I have no problems with npcs being in the game.  I have problems with NPCs as central foil (ie PvE).  PvE villains just stand around with their thumbs up their butts waiting for the players to kill them. NPCs fight in predictably which make killing them challenge in only the most trival sense.  NPCs in a PvP game should be used in a utilitarian fashion.  In this case, the NPCs are the Washington Generals sent in to put up a half-assed effort to defend when a guild is unable to fight.  A guild that relies on the Generals too often is likely to lose control of the mine.

You can use PvE objects in a PvP game: the trick is to make mobs player-controlled, player-summoned, and never name them.

Making them player-controlled and player-summoned is nothing new.  Planetside calls them 'deployables'.  WoW calls them 'Pets'.  EVE calls them 'drones'. 

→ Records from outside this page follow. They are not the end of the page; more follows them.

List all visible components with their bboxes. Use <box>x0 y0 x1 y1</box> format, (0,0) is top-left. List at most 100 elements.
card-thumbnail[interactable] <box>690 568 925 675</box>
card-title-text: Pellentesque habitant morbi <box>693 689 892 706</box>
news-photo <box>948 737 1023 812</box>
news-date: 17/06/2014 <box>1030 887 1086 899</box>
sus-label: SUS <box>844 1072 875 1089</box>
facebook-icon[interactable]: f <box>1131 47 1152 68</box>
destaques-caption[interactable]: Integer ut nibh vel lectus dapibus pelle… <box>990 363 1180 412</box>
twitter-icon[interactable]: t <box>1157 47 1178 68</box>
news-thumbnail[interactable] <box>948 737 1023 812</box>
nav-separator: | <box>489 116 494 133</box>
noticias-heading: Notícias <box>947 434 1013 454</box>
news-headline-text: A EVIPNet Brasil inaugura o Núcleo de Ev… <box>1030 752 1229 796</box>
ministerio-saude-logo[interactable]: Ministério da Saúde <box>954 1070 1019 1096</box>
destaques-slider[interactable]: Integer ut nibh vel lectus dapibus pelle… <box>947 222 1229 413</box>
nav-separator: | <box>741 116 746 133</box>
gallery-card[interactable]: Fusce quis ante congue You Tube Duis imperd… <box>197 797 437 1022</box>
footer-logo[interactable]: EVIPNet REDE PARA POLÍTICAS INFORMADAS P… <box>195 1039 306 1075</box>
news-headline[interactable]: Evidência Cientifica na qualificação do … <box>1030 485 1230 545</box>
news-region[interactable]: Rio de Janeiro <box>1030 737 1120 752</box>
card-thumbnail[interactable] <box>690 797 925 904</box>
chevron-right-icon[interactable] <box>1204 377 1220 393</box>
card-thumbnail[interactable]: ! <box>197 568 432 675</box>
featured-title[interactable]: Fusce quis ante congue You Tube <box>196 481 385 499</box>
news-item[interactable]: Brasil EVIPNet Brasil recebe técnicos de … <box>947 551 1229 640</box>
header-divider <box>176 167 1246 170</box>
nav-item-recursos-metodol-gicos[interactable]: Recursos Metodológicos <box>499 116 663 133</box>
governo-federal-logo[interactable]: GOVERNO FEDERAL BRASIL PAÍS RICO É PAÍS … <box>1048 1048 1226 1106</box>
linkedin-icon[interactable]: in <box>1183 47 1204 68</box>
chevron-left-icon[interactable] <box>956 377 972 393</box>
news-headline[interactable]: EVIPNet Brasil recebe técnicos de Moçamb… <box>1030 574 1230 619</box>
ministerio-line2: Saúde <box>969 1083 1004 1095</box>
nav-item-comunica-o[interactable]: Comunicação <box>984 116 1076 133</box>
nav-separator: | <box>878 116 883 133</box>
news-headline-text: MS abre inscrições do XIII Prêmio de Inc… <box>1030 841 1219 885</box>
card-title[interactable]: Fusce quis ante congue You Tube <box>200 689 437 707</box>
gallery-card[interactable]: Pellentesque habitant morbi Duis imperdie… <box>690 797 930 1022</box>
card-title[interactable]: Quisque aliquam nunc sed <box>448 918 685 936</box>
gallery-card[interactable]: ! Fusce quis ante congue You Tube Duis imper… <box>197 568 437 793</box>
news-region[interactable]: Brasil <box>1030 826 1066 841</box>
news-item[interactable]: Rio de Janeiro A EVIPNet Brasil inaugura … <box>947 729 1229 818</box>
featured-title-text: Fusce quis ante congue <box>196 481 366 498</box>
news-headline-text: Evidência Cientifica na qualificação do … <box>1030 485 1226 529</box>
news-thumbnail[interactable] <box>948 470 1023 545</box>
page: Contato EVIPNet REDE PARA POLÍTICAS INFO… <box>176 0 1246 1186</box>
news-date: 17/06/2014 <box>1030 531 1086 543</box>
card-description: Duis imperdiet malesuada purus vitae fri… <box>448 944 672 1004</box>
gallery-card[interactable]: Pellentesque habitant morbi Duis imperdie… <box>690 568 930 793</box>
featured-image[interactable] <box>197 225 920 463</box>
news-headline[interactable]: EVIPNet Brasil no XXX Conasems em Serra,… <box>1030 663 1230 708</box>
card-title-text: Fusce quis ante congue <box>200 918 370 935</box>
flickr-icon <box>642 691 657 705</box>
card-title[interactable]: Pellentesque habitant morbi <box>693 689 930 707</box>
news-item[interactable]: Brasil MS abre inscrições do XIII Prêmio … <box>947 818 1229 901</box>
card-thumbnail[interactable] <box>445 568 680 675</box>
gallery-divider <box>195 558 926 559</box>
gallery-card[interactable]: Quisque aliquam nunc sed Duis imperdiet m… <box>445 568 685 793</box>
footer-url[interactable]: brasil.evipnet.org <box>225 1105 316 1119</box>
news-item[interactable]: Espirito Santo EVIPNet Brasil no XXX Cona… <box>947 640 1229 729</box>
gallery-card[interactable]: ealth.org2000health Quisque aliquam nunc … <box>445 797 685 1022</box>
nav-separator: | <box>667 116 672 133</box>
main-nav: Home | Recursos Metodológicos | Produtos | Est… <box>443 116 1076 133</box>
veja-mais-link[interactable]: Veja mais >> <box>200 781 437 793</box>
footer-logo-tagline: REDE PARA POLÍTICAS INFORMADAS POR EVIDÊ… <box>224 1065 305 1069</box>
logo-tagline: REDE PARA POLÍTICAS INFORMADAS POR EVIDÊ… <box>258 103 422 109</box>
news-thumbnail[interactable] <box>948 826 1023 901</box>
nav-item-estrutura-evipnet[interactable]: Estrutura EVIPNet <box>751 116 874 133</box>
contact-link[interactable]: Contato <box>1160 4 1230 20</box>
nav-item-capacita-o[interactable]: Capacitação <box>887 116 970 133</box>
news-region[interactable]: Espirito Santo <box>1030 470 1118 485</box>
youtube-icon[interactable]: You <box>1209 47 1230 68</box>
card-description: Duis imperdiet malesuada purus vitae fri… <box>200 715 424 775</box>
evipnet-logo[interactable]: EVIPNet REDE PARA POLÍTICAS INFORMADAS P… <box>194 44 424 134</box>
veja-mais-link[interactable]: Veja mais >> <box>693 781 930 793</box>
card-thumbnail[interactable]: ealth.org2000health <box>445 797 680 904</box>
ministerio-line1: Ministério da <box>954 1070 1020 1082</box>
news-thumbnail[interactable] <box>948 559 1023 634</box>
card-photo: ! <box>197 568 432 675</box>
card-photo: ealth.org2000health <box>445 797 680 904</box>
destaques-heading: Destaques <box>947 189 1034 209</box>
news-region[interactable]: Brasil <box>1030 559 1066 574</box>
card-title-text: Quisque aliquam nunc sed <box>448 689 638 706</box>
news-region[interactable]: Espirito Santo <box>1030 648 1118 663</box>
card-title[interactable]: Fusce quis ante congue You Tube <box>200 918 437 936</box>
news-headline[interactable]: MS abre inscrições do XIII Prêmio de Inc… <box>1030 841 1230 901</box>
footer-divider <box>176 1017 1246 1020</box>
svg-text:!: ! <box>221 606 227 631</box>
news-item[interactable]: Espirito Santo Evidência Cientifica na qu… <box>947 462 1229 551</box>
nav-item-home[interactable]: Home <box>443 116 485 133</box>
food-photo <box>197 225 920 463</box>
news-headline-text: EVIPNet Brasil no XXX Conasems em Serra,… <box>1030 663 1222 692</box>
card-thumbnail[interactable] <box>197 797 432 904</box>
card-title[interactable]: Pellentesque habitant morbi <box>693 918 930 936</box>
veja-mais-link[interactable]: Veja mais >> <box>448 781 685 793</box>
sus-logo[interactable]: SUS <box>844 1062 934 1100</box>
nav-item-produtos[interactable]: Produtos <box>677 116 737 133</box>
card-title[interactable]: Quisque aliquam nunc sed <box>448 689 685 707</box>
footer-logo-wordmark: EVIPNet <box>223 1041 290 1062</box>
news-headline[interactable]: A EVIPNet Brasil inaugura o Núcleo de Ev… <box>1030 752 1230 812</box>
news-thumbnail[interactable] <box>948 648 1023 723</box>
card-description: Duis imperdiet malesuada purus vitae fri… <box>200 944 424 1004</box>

Making them unnamed is a rarer trick.  PvE mobs shouldn't be the stars of anything, and naming a Mob busts immersion.  You can kill 'Evil Cultists' all day long, but when you kill 'Bob The Evil Cultist' ten times in a row, any sense of immersion is officially gone. 

A real tricky concept for most games to handle is player-controlled mobs.  EVE took almost two years before they settled on their drone-control interface, and even that feels crude.  Most games take the coward's way out, and make player-controlled mobs limited to a single pet, rather then admit that their basic hotkey interface can't handle the challenge.

We now return to your regularly scheduled foolishness, already in progress.